Leaders of some of the biggest companies in the world are trying hard to look beyond the fog of the Nov. 3 presidential election and ongoing COVID-19 pandemic and act on longer term ambitions and goals, argues a top Morgan Stanley executive.
“Corporate clients are beginning to act,” Morgan Stanley institutional securities group chief Ted Pick told Yahoo Finance’s The First Trade. Pick oversees Morgan Stanley’s largest division — which includes investment banking and sales and trading — and sits on the company’s executive committee. “The M&A boardroom was quiet for six months, now it’s alive again. People see that there may be a change in environmental policy and may be a change in tax regime. They need to act.”
Morgan Stanley is practicing what it preaches.
Earlier this month, Morgan Stanley closed on its $13 billion acquisition of E-Trade. The transaction is expected to boost the company’s wealth management business. Along those lines, Morgan Stanley also said this month it will acquire asset management firm Eaton Vance for $7 billion.
Both deals are expected to position Morgan Stanley to compete more aggressively with rivals JPMorgan Chase and Goldman Sachs.
But to Pick’s point, signs of execs stepping up during a period of heightened uncertainty to reimagine businesses for the next decade are building. Third quarter investment banking revenue surged at big banks such as Bank of America, Goldman Sachs, JPMorgan and Morgan Stanley.

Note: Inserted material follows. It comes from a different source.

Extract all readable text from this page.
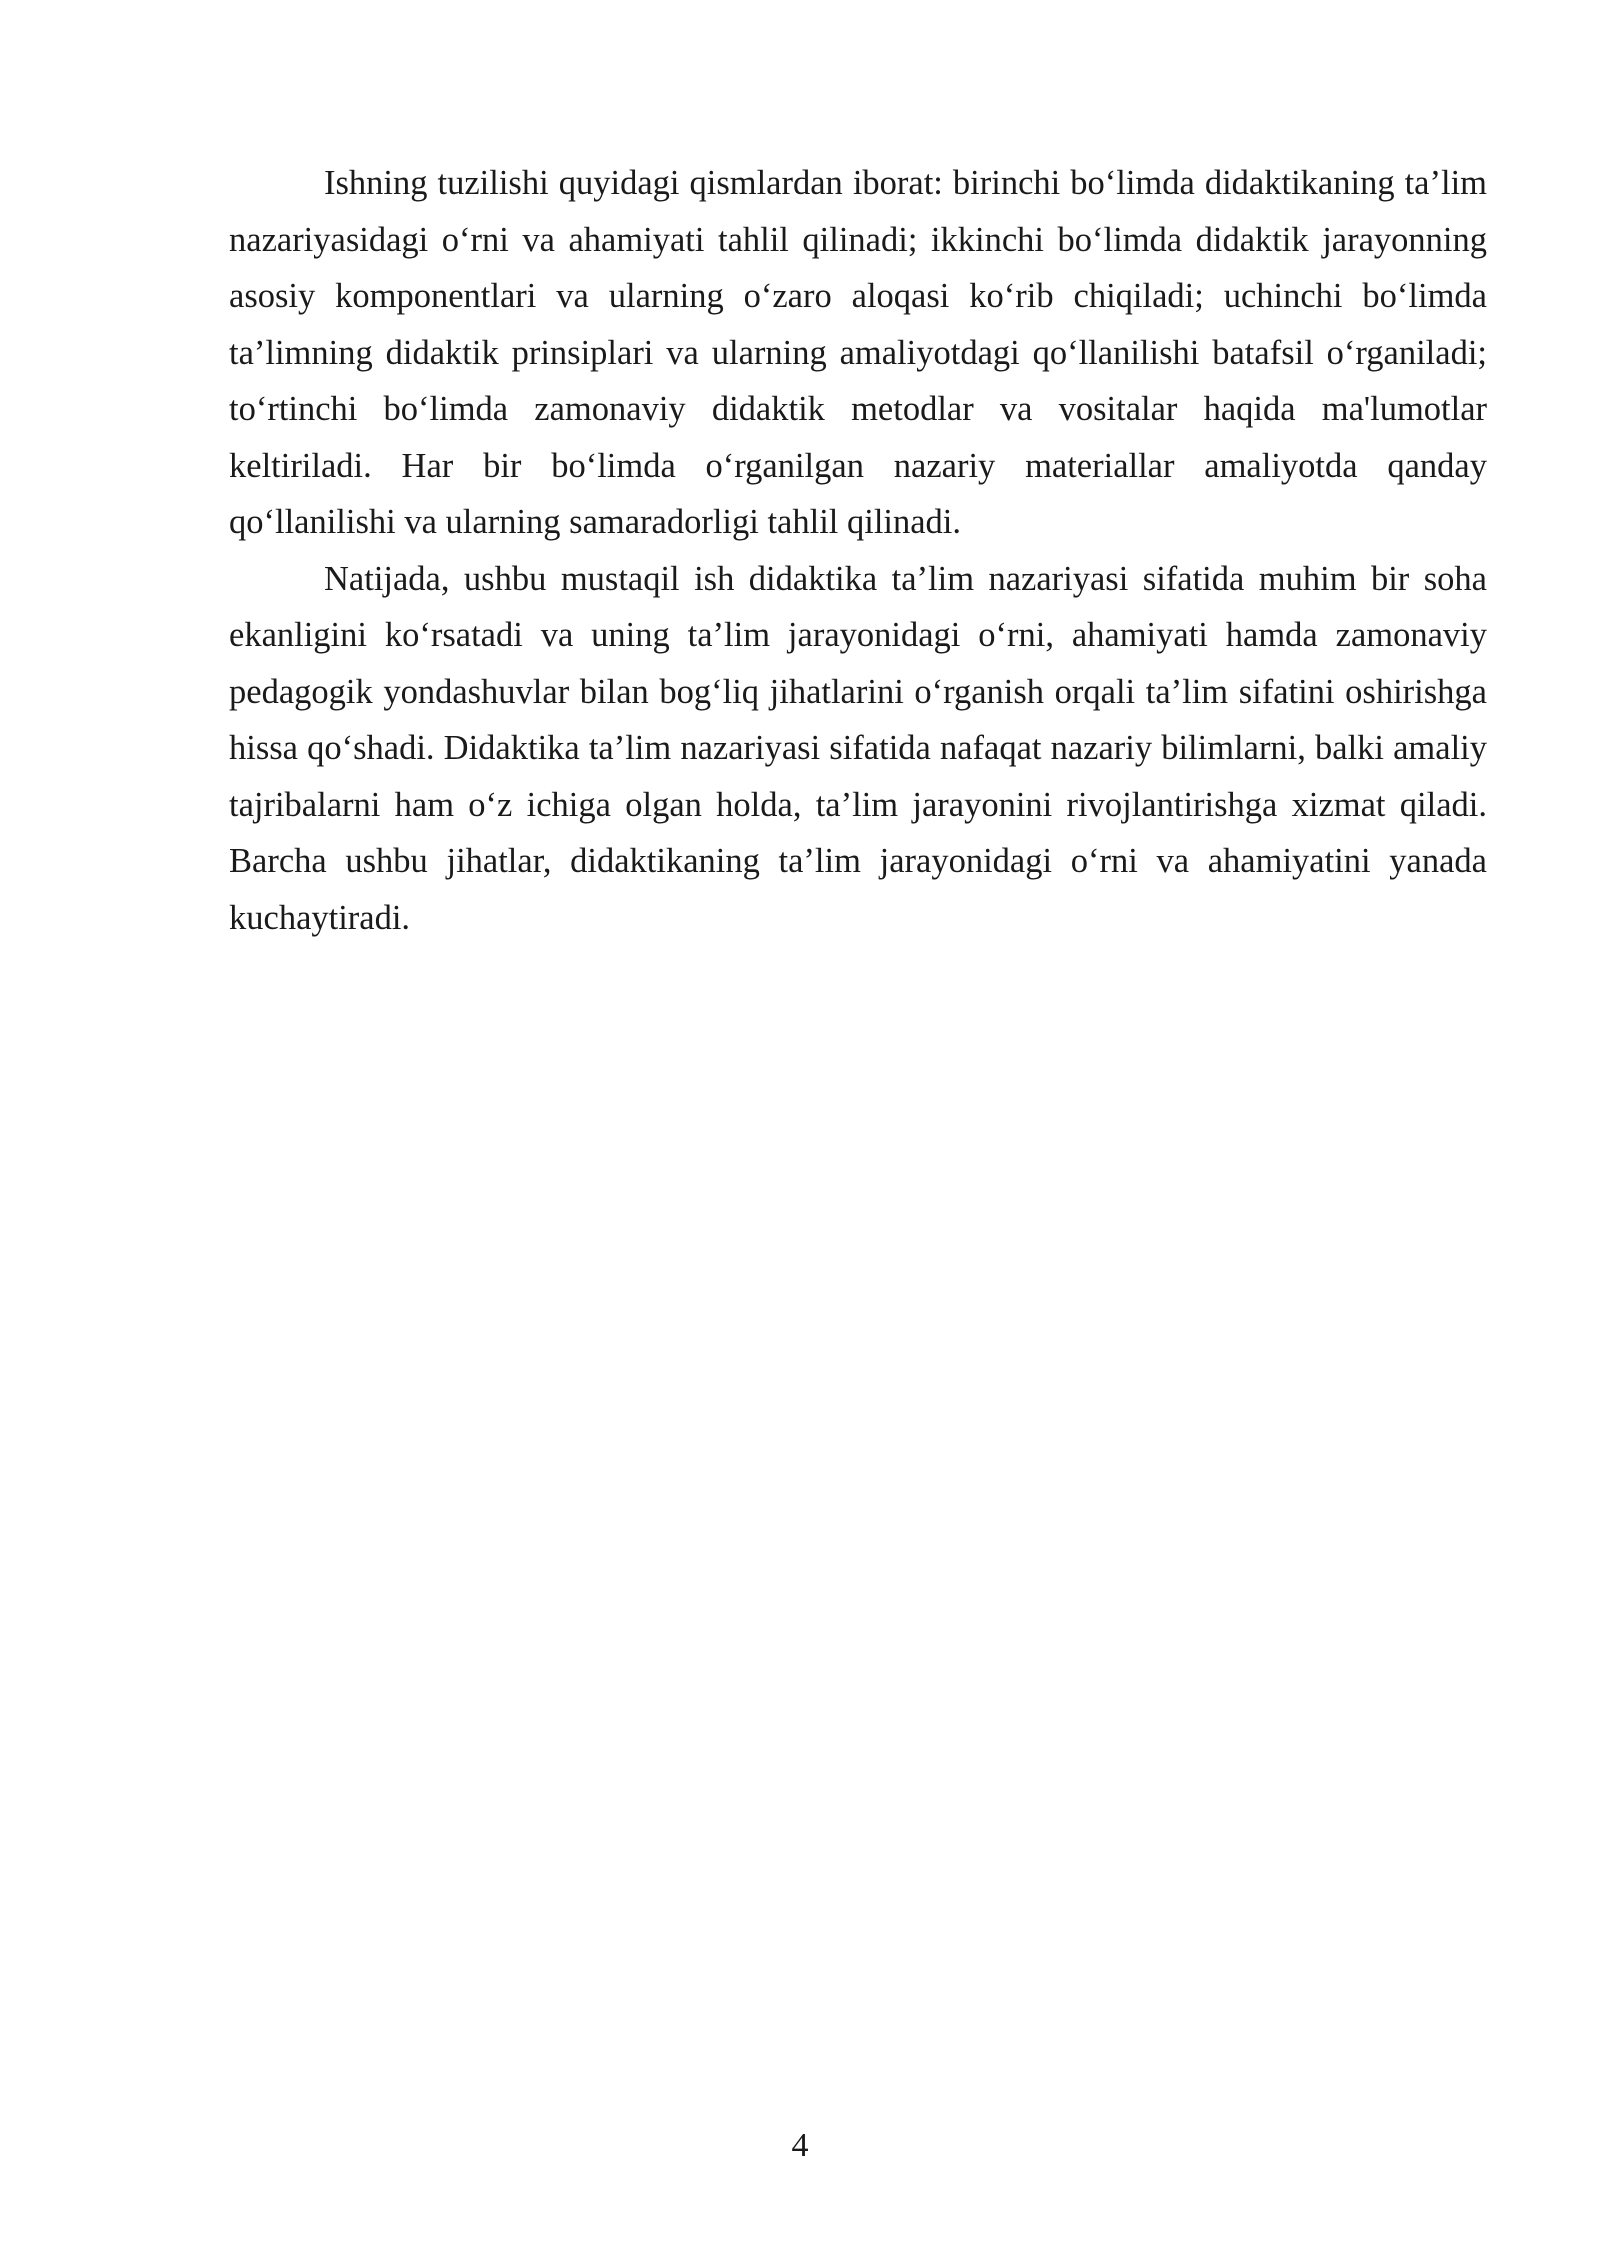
Ishning tuzilishi quyidagi qismlardan iborat: birinchi bo‘limda didaktikaning ta’lim nazariyasidagi o‘rni va ahamiyati tahlil qilinadi; ikkinchi bo‘limda didaktik jarayonning asosiy komponentlari va ularning o‘zaro aloqasi ko‘rib chiqiladi; uchinchi bo‘limda ta’limning didaktik prinsiplari va ularning amaliyotdagi qo‘llanilishi batafsil o‘rganiladi; to‘rtinchi bo‘limda zamonaviy didaktik metodlar va vositalar haqida ma'lumotlar keltiriladi. Har bir bo‘limda o‘rganilgan nazariy materiallar amaliyotda qanday qo‘llanilishi va ularning samaradorligi tahlil qilinadi.

Natijada, ushbu mustaqil ish didaktika ta’lim nazariyasi sifatida muhim bir soha ekanligini ko‘rsatadi va uning ta’lim jarayonidagi o‘rni, ahamiyati hamda zamonaviy pedagogik yondashuvlar bilan bog‘liq jihatlarini o‘rganish orqali ta’lim sifatini oshirishga hissa qo‘shadi. Didaktika ta’lim nazariyasi sifatida nafaqat nazariy bilimlarni, balki amaliy tajribalarni ham o‘z ichiga olgan holda, ta’lim jarayonini rivojlantirishga xizmat qiladi. Barcha ushbu jihatlar, didaktikaning ta’lim jarayonidagi o‘rni va ahamiyatini yanada kuchaytiradi.

4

A total of 36 deals worth north of $5 billion (a record) were announced in the third quarter, according to Refinitiv data.
And the deal-making looks set to continue into the fourth quarter.
Chip giant Advanced Micro Devices is reportedly in talks to acquire rival Xilinx. Monday brought news of ConocoPhillips spending $9.7 billion to acquire shale rival Concho Resources.
And when companies aren’t buying rivals to transform themselves coming out of the pandemic, they are restructuring workforces to meet new demand levels. In other words, handing out the pink slips.
Disney, AllState, Royal Dutch Shell and United Airlines are some of the big names announcing thousands of layoffs in recent weeks. The moves will shore up cash flow and margins in the near-term, and set them up for strong bottom line rebounds once demand returns in force (whenever that may be).